自動車を使った移動について、買い物や観光などの「私事目的」が増え、仕事に関連する「業務目的」が減る傾向が続いていることが国土交通省の「自動車起終点調査(OD調査)」で分かった。国交省は詳細な分析結果を来年度中に公表する予定だ。
OD調査は全国規模の自動車利用実態調査で、道路行政に役立てることを狙いとして1985年度から5年ごとに実施している。今回はコロナ禍で2020年度調査を1年延期し、21年度実績としてまとめた。
この調査では、自動車を使った移動目的を営業用車の「営業」と自家用車の「帰社・帰宅」「私事」「業務」「通勤・通学」に区分している。今回は「帰社・帰宅」が37%と最も構成比が高く、次いで25%の「私事」だった。15年秋に実施した前回調査と比べても大きな変化はない。
ただ、1990年からの推移を見ると「私事」の構成比率は約30年間で13%から25%にまで拡大した。一方、仕事に関連する移動など「業務」は26%から15%に減少した。また、タクシーやバスなど営業用車による移動の「営業」は前回調査から1%減少し、長期的な傾向としては10%前後で推移している。

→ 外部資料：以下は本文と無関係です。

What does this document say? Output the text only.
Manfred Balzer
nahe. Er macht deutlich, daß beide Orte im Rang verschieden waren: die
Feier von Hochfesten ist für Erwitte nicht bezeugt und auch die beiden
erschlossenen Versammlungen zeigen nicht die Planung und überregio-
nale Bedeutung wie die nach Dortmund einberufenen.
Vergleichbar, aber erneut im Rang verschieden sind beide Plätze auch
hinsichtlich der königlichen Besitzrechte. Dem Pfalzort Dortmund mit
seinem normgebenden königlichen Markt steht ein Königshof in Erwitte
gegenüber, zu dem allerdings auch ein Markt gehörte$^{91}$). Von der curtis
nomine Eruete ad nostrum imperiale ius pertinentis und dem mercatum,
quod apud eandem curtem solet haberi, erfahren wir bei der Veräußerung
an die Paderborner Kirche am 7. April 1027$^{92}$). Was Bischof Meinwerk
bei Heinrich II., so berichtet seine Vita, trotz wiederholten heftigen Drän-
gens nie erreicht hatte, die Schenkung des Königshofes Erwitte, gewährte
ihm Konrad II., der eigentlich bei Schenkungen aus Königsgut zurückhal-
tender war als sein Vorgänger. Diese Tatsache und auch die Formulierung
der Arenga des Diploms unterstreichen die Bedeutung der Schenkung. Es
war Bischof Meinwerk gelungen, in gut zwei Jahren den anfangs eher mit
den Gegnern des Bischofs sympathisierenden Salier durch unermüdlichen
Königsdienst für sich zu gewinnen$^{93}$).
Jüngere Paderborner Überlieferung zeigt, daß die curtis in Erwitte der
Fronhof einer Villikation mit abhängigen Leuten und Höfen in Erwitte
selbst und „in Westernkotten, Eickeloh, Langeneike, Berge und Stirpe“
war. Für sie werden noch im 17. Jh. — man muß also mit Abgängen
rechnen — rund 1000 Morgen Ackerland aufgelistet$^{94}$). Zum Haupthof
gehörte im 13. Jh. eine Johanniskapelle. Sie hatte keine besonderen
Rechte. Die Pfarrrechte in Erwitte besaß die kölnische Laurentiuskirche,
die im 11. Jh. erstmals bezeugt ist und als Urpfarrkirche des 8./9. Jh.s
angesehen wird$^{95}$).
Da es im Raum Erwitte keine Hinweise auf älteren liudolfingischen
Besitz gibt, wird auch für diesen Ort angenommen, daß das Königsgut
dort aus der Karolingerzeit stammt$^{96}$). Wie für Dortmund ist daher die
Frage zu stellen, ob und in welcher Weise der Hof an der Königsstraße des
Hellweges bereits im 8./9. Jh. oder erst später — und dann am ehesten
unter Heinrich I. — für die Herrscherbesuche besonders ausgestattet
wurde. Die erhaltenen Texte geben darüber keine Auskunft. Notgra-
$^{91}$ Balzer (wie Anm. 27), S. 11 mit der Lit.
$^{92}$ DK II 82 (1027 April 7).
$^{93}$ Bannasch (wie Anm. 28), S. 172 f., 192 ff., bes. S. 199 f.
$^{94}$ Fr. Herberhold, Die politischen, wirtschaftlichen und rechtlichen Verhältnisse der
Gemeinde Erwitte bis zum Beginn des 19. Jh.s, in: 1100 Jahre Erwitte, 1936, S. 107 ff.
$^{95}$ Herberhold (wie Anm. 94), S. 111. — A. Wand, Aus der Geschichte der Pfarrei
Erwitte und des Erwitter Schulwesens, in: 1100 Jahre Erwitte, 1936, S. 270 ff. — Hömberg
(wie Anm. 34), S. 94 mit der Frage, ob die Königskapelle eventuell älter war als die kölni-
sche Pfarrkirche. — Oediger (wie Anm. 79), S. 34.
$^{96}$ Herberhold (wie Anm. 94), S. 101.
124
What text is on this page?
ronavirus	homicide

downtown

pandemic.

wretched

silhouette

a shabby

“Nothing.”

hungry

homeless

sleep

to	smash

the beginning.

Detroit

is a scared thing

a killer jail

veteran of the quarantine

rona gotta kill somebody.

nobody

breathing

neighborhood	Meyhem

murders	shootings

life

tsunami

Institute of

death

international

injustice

車種別の平均輸送人数については、乗用車が前回調査から「ハイヤー・タクシー」「自家用車」ともにやや減少した。貨物車は「自家用」がやや増加した一方、営業用はやや減少した。
1回の移動に伴う車種別の平均走行距離(平均トリップ長)は、乗用車、貨物車ともに前回から延び、自家用乗用車は10.8㌔㍍。平均トリップ長が最も長いのは営業用貨物車の45.0㌔㍍で、前回調査より2.6㌔㍍延びた。
車種別のトリップ長分布は、乗用車、貨物車ともに前回調査から大きな変化は見られない。長期傾向として、短距離帯(10㌔㍍未満)の割合は、乗用車がやや増加傾向で、貨物車が減少傾向にある。